LeDure v. Union Pacific: Locomotive Inspection Act Case Law Stays Intact and “In Use” For Now
Interpretation of the phrase “in use” as used in the Locomotive Inspection Act (LIA) continues to baffle courts across the country, including the Supreme Court of the United States. On April 28, 2022, the Supreme Court let stand a Seventh Circuit decision that held Union Pacific was not liable for injuries an engineer suffered when he slipped and fell preparing a train to depart an Illinois rail yard. Bradley LeDure v. Union Pac. R.R. Co., case number 20-807. The deadlocked Court left intact the Seventh Circuit’s finding that a train sitting on a sidetrack in preparation for departure is not “in use” under the LIA. The LIA and its corresponding regulations require railroads to keep locomotive walkways clear of hazards while the locomotive is “in use.” The relevant language states a “railroad carrier may use or allow to be used” on “its railroad lines” a locomotive “only” if the locomotive meets the statutory safety requirements.
Bradley LeDure, a Union Pacific locomotive engineer, alleged in his lawsuit that Union Pacific failed to do so in violation of the LIA and the Federal Employers’ Liability Act (FELA). Many courts consider the LIA and the Federal Safety Appliance Act (which contains the same “use or allowed to be used” provision as the LIA), as amendments to the FELA because all three statutes share a “prime purpose, the protection of employees and others by requiring the use of safe equipment.” Lilly v. Grand Trunk W.R.R. Co., 317 U.S. 481, 486 (1943); see also Urie v. Thompson, 337 U.S. 163, 189 (1949). Notably, if a FELA Plaintiff can successfully show that a locomotive is in violation of the LIA while it is in use on the railroad’s line, then the Plaintiff can argue negligence per se. This can also result in railroad defendants losing the Plaintiff’s own negligence as an affirmative defense.
LeDure was injured when he slipped on an oil slick alongside an exterior passageway of a locomotive. The locomotive was part of a freight train traveling from Chicago to Dexter, Missouri. According to LeDure’s broad interpretation of the LIA, the train was only temporarily stopped and idling on a sidetrack in the Salem, Illinois railyard as part of the train’s journey to Dexter, and was “in use.”
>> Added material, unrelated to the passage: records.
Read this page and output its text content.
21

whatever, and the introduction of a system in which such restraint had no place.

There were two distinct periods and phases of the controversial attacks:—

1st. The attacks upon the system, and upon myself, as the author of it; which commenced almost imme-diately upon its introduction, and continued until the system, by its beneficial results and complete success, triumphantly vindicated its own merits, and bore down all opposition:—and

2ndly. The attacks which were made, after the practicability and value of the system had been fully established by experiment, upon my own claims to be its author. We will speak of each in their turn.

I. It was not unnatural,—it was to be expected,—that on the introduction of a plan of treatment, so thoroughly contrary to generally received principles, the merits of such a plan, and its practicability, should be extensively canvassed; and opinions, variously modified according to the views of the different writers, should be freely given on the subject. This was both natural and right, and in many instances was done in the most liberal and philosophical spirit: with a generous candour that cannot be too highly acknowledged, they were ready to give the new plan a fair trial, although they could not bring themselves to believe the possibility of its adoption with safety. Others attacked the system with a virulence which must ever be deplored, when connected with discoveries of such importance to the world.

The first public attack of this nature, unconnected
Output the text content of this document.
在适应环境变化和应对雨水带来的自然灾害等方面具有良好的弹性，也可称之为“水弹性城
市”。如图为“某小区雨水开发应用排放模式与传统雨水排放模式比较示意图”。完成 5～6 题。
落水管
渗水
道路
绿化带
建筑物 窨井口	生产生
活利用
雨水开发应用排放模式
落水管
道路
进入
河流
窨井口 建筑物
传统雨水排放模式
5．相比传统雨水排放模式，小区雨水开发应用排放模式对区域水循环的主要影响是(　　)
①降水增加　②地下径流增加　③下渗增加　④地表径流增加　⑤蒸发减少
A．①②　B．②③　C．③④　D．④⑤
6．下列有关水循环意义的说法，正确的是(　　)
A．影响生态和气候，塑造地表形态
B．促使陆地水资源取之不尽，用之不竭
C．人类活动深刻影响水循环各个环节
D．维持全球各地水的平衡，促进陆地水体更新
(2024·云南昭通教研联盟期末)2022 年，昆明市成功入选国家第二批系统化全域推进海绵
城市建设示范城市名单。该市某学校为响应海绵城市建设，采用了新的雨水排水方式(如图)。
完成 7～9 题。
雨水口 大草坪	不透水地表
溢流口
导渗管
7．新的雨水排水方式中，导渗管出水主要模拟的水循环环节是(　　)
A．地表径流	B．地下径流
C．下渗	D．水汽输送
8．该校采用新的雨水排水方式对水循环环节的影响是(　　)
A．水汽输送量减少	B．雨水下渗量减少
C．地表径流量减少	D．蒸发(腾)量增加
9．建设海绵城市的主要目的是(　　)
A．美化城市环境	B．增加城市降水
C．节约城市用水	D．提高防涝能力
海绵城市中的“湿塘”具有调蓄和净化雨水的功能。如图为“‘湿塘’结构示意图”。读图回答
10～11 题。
Union Pacific contended the locomotive was not “in use” under the LIA because it was motionless, parked on a sidetrack, had not been inspected for departure, and was tagged to “run dead” to its next destination as part of a train that had yet to be assembled. The Seventh Circuit Court of Appeals agreed with Union Pacific that the locomotive was not “in use” at the time of LeDure’s injury under the LIA.
The Supreme Court held oral arguments in March 2022, which consisted of several interesting hypotheticals, railroad-related puns, and even a reference by outgoing Justice Breyer to the children’s classic “The Little Engine That Could.” For example, Chief Justice Roberts posed the following hypothetical to the Plaintiff’s counsel: A locomotive has been placed on a sidetrack and the railroad says the next time we are going to use it is in 10 days. Throughout those 10 days, would the locomotive be considered “in use”? In response, the Plaintiff’s counsel replied, “Yes, it would. And the reason is that locomotives are used for many purposes even before their necessary transiting functions.” Likewise, the government took an extremely expansive position with respect to “in use.” According to counsel for the government, the only time a locomotive would not be considered “in use” would be a situation where the locomotive has been drained of fuel and the battery has been disconnected so as to render it inoperable.
In response, Union Pacific’s counsel maintained that these arguments had no basis in the actual statute or actual railroad operations: “It seems to me that Petitioner and the government are just rewriting the statute Congress wrote. All of this about draining fluids and unhooking batteries isn’t in the statute.” Union Pacific’s counsel also rebuffed Justice Kagan’s questions regarding interpreting the statute broadly as a preventative statute and contended that the Plaintiff and government’s view would render meaningless the FRA’s safe harbor provisions for moving defective locomotives for repair.
For the railroad industry, the Court’s affirmance comes with a sigh of relief after the potential for an expansion of strict liability under the LIA and the subsequent stripping of affirmative defenses for the railroad. If the Plaintiff and government’s position had prevailed, the result could have led to imposing strict liability; civil penalties; and increased costs and additional burdens on railroads, who have served a vital role in our nation’s over-stressed supply chain. Ultimately, in anti-climatic fashion, the split Court left the Seventh Circuit’s LIA “in use” decision intact.